4. Railroads are incredibly fuel efficient.
What I love most about this business is that I am constantly learning, and no matter how long I work, I’ll never know it all. Within this context, here’s a quote from Warren Buffett on page 14 that I would have definitely guessed incorrectly in a bet:
“Class I railroads use only a single gallon of diesel fuel to move a ton of freight almost 500 miles. That makes the railroads four times as fuel-efficient as trucks!”
Imitation is the sincerest form of flattery, so be sure to have this fun fact memorized and ready to go at your next cocktail party.
3. Watch your back when walking down “The Street.”
Try not to act too surprised, but Wall Street does not always have your best interests in mind. He warns to exercise caution while reading research reports from “The Street” because it can be biased. For example, research analysts at large investment firms can get blacklisted with management teams if they report anything too negative about a company under their coverage, which is one reason why Wall Street is so bullish so often.
Additionally, never buy a financial product that you don’t understand. Heed Mr. Buffett’s advice on page 18:
“When Wall Street gets ‘innovative,’ watch out!”
2. Low investment returns transform into very attractive returns for patient investors.

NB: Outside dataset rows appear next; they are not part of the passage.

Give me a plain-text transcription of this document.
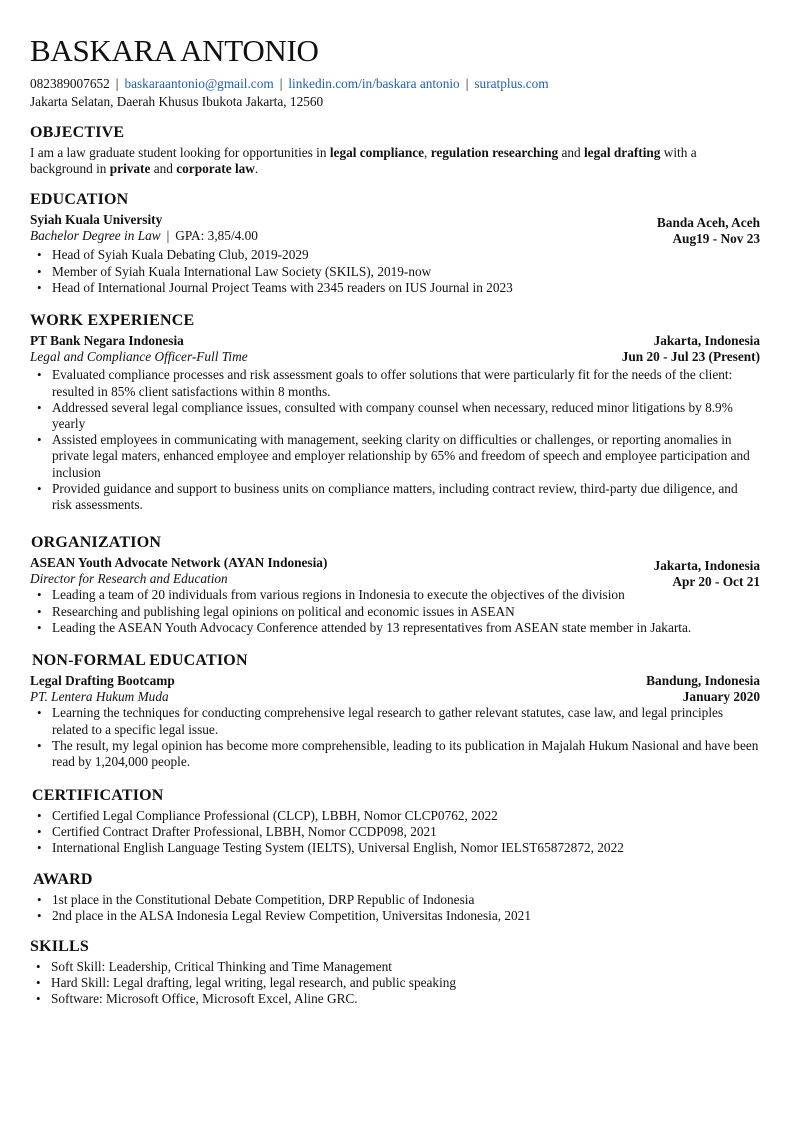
BASKARA ANTONIO
082389007652 | baskaraantonio@gmail.com | linkedin.com/in/baskara antonio | suratplus.com
Jakarta Selatan, Daerah Khusus Ibukota Jakarta, 12560
OBJECTIVE
I am a law graduate student looking for opportunities in legal compliance, regulation researching and legal drafting with a background in private and corporate law.
EDUCATION
Syiah Kuala University	Banda Aceh, Aceh
Bachelor Degree in Law | GPA: 3,85/4.00	Aug19 - Nov 23
• Head of Syiah Kuala Debating Club, 2019-2029
• Member of Syiah Kuala International Law Society (SKILS), 2019-now
• Head of International Journal Project Teams with 2345 readers on IUS Journal in 2023
WORK EXPERIENCE
PT Bank Negara Indonesia	Jakarta, Indonesia
Legal and Compliance Officer-Full Time	Jun 20 - Jul 23 (Present)
• Evaluated compliance processes and risk assessment goals to offer solutions that were particularly fit for the needs of the client: resulted in 85% client satisfactions within 8 months.
• Addressed several legal compliance issues, consulted with company counsel when necessary, reduced minor litigations by 8.9% yearly
• Assisted employees in communicating with management, seeking clarity on difficulties or challenges, or reporting anomalies in private legal maters, enhanced employee and employer relationship by 65% and freedom of speech and employee participation and inclusion
• Provided guidance and support to business units on compliance matters, including contract review, third-party due diligence, and risk assessments.
ORGANIZATION
ASEAN Youth Advocate Network (AYAN Indonesia)	Jakarta, Indonesia
Director for Research and Education	Apr 20 - Oct 21
• Leading a team of 20 individuals from various regions in Indonesia to execute the objectives of the division
• Researching and publishing legal opinions on political and economic issues in ASEAN
• Leading the ASEAN Youth Advocacy Conference attended by 13 representatives from ASEAN state member in Jakarta.
NON-FORMAL EDUCATION
Legal Drafting Bootcamp	Bandung, Indonesia
PT. Lentera Hukum Muda	January 2020
• Learning the techniques for conducting comprehensive legal research to gather relevant statutes, case law, and legal principles related to a specific legal issue.
• The result, my legal opinion has become more comprehensible, leading to its publication in Majalah Hukum Nasional and have been read by 1,204,000 people.
CERTIFICATION
• Certified Legal Compliance Professional (CLCP), LBBH, Nomor CLCP0762, 2022
• Certified Contract Drafter Professional, LBBH, Nomor CCDP098, 2021
• International English Language Testing System (IELTS), Universal English, Nomor IELST65872872, 2022
AWARD
• 1st place in the Constitutional Debate Competition, DRP Republic of Indonesia
• 2nd place in the ALSA Indonesia Legal Review Competition, Universitas Indonesia, 2021
SKILLS
• Soft Skill: Leadership, Critical Thinking and Time Management
• Hard Skill: Legal drafting, legal writing, legal research, and public speaking
• Software: Microsoft Office, Microsoft Excel, Aline GRC.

Warren Buffett takes issue with commentators who complain about the current 2% growth in our economy. On page 7-8, he walks through a very basic example of how low annual growth can still turn into astounding gains over time due to the power of compounding.
He also preaches a long-term investment approach on page 23:
“… investors who diversify widely and simply sit tight with their holdings are certain to prosper: In America, gains from winning investments have always far more than offset the losses from clunkers.”
1. Annual stock performance is not always indicative of company performance.
I saved the best for last. Back in early January, Financial news networks ripped Mr. Buffett because his stock lost 12.5% in 2015 versus the 1.4% gain in the S&P 500.
The network pundits just could not help themselves. They had to take the opportunity to address a series of idiotic questions that pointed to the notion that Warren Buffet has somehow lost his touch for no reason other than his company’s stock failed to outperform a benchmark over the time that takes the Earth to circle a huge ball of gas.
For a moment, let’s put aside the fact that since 1965, he has outperformed the S&P 500 by almost 1.6 million percent. Let’s also ignore that although he underperforms the S&P 500 one out of every three years, he has never underperformed any 15- year period.
The real question that pundits should ask is how well the underlying business performed. According to the annual report, Berkshire’s gain in net worth during 2015 was $15.4 billion, which increased the book value of the company by 6.4%. Furthermore, book value has grown from $19/share in 1965 to $151,501/share today, a rate of 19.2% compounded annually!
The point here is that share price does not always reflect the underlying direction of a company’s profitability. Berkshire had a good year (read page 4 for more details), yet their stock suffered due to short-term forces that not even one of the best investors of all-time can control. The bottom line is that those investors and pundits who believe that stock performance over a single year is relevant are sorely mistaken.